Good point, and to a Yank, the number sounds about right. High density living is less common.But it certainly exists, and the solution of a common drop off point - say at he front office - may be the ticket.
But the question I think is more important is - what happens when a drone malfunctions and falls on your head?
"15th floor flat"
Why does everyone keep saying that? Fuck those those flat dwellers. Just because a solution isnt universally applicable dosent mean its not worthwhile - postmen didnt refuse the idea of "bicylcle" just because some people live in the hebrides.
No, this idea is unfeasible for a whole other bunch of reasons...
Anyhow the tower blocks can just have a drone delivery zone on the roof surely?
Walmart also wants to test out drones that deliver purchases from the store to a car in its car park,
I believe (after seeing most of the customers as said store) that this so they don't have to push the cart out as they waddle to their car.
Disclaimer: I don't step foot in their stores as I find the crap they sell is sub-par even to most of the junk stuff on Amazon or E-bay. Not all is junk on Amazon or E-bay but a helluva lot is.
It's not laziness. It's speed and efficiency. Walmart stores are quite large. Just walking about takes a while. Then the bagging, the checkout queue, waking back to the lit, getting turned around, dodging loons on mobiles... It's a lot easier to call ahead with the order, park in a predetermined spot, pop the boot, and wait. An hour affair now reduced to a few minutes. Win.
... and the difference between that and the Grocery "Click and Collect" services which supermarkets already offer, instead of delivery, is what exactly?
Tesco does it in the UK, Walmart's already testing it in the US.

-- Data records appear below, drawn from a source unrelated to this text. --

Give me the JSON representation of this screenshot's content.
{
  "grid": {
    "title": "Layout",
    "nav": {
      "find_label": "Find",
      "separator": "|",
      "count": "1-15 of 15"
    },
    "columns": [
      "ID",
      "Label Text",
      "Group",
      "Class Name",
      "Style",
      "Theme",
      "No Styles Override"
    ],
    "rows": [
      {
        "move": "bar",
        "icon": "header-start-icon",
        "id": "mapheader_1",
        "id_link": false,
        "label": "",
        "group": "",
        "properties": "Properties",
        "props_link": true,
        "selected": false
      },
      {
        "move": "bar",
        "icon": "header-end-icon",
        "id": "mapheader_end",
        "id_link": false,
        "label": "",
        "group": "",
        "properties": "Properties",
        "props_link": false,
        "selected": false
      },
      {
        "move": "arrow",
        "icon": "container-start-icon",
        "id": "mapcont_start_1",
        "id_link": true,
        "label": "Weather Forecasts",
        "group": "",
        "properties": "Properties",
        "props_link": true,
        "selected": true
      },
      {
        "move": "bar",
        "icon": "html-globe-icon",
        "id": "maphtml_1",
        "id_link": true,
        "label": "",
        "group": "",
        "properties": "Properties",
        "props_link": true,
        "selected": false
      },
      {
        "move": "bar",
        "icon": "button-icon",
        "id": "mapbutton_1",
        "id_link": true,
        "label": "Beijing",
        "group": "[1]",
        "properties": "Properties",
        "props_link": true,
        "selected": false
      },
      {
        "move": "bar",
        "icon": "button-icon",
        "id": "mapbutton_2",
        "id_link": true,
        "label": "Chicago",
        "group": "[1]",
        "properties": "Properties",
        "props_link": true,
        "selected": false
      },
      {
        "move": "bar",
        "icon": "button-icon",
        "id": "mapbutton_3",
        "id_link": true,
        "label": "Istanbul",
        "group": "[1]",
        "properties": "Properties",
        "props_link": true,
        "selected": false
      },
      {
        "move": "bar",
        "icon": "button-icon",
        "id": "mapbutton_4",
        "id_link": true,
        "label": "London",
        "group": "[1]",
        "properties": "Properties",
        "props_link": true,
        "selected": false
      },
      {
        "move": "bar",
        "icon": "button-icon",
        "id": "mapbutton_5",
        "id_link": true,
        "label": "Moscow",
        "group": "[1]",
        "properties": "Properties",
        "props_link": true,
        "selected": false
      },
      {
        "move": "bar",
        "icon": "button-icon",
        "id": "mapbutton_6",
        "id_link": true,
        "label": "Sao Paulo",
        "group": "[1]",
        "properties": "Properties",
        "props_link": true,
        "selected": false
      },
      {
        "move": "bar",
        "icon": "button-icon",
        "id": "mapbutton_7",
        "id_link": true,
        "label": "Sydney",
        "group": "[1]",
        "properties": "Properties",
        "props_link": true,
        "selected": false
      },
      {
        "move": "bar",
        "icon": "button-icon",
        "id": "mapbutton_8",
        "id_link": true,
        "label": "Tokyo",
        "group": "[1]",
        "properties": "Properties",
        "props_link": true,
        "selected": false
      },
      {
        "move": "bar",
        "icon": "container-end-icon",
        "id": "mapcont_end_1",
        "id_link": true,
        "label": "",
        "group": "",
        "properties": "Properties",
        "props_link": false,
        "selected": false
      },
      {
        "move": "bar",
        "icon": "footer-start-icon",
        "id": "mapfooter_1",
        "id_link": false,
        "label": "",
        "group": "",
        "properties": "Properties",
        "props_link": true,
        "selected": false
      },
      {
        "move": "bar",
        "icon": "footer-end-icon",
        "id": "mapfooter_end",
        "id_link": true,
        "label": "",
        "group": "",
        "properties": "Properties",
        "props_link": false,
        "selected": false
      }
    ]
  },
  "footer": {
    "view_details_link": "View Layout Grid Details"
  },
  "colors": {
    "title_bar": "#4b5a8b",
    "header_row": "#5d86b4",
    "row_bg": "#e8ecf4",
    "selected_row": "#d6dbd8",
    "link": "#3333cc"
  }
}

Peter Schiff warned of this situation back when Wallyworld started raising wages. He said that they would become unprofitable and they have. We have been buying cheap goods made in China for many, many moons now and giving the Chinese paper dollars in exchange for the products they have laboured over. Walmart has been the single largest buyer and reseller of those goods. The United States is not doing two vital things: we are not producing enough goods of our own, and we are not saving any money. Both are necessary to a working economy. Keynes was a fool.

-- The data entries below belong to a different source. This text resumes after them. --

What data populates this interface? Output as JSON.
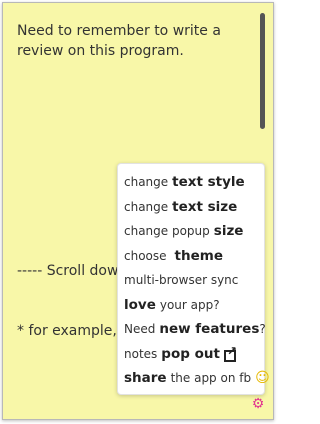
{
  "note": {
    "text": "Need to remember to write a review on this program.\n\n\n\n\n\n\n\n\n\n\n----- Scroll down\n\n\n* for example, y"
  },
  "menu": {
    "items": [
      {
        "lead": "change",
        "strong": "text style"
      },
      {
        "lead": "change",
        "strong": "text size"
      },
      {
        "lead": "change popup",
        "strong": "size"
      },
      {
        "lead": "choose",
        "strong": "theme"
      },
      {
        "lead": "multi-browser sync",
        "strong": ""
      },
      {
        "lead": "your app?",
        "strong": "love"
      },
      {
        "lead": "Need",
        "strong": "new features",
        "tail": "?"
      },
      {
        "lead": "notes",
        "strong": "pop out"
      },
      {
        "lead": "the app on fb",
        "strong": "share"
      }
    ]
  },
  "icons": {
    "popout": "external-link-icon",
    "emoji": "smiley-thumbs-up-icon",
    "gear": "gear-icon"
  },
  "colors": {
    "note_bg": "#f8f7a8",
    "gear": "#e1338f"
  }
}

You beat me to it... if you need drones to to that, your depots aren't run properly. In one of my former lives (15-20years back) I was involved in designing and building half a dozend new depots for Lidl and upgrading half a dozend older ones. They didn't even need GPS or CCTV for that, I'm pretty sure anyone suggesting something like drones would have been shown the door.
This looks more like seeking attention or a desperate groping for new ideas, possibly a bit of both.
I can't wait until all of this merch is flying through the air waiting to be picked off. Not to mention some handy electronic components.
Initially, only expensive items are going to be worthwhile to ship via expensive drone service. This makes capturing them highly lucrative. I can't wait for the fun to begin.
And it makes less and less as time progresses. The trend these days, at least in the USA, has been towards subscriptions to prosaic things like toilet paper and coffee, and then they bring you other things while they have the box open and a relationship going. Target and Amazon are really pushing this angle a lot.
But I can't see how on earth (get it?) it makes any sense for a drone to be hauling 36 rolls of wiping paper across town to be left in the rain outside my door. It's a low margin product and it would take a heck of a substantial drone to move it. My favorite visualization is some small rotored craft hauling a huge, unwieldy package of paper goods in high winds and being carried away like some storm debris from the Wizard of Oz.
There isn't much in a Walmart that costs more to purchase than it would cost to deliver by drone. The drone itself would be a take down target more than somebody wanting to snag it's payload. You'd get a nice set of Li batteries and a copter that would need a new control board and a tracker-ectimy, but somebody will be selling a kit on eBay to "refurbish" an "acquired" Wally-Drone.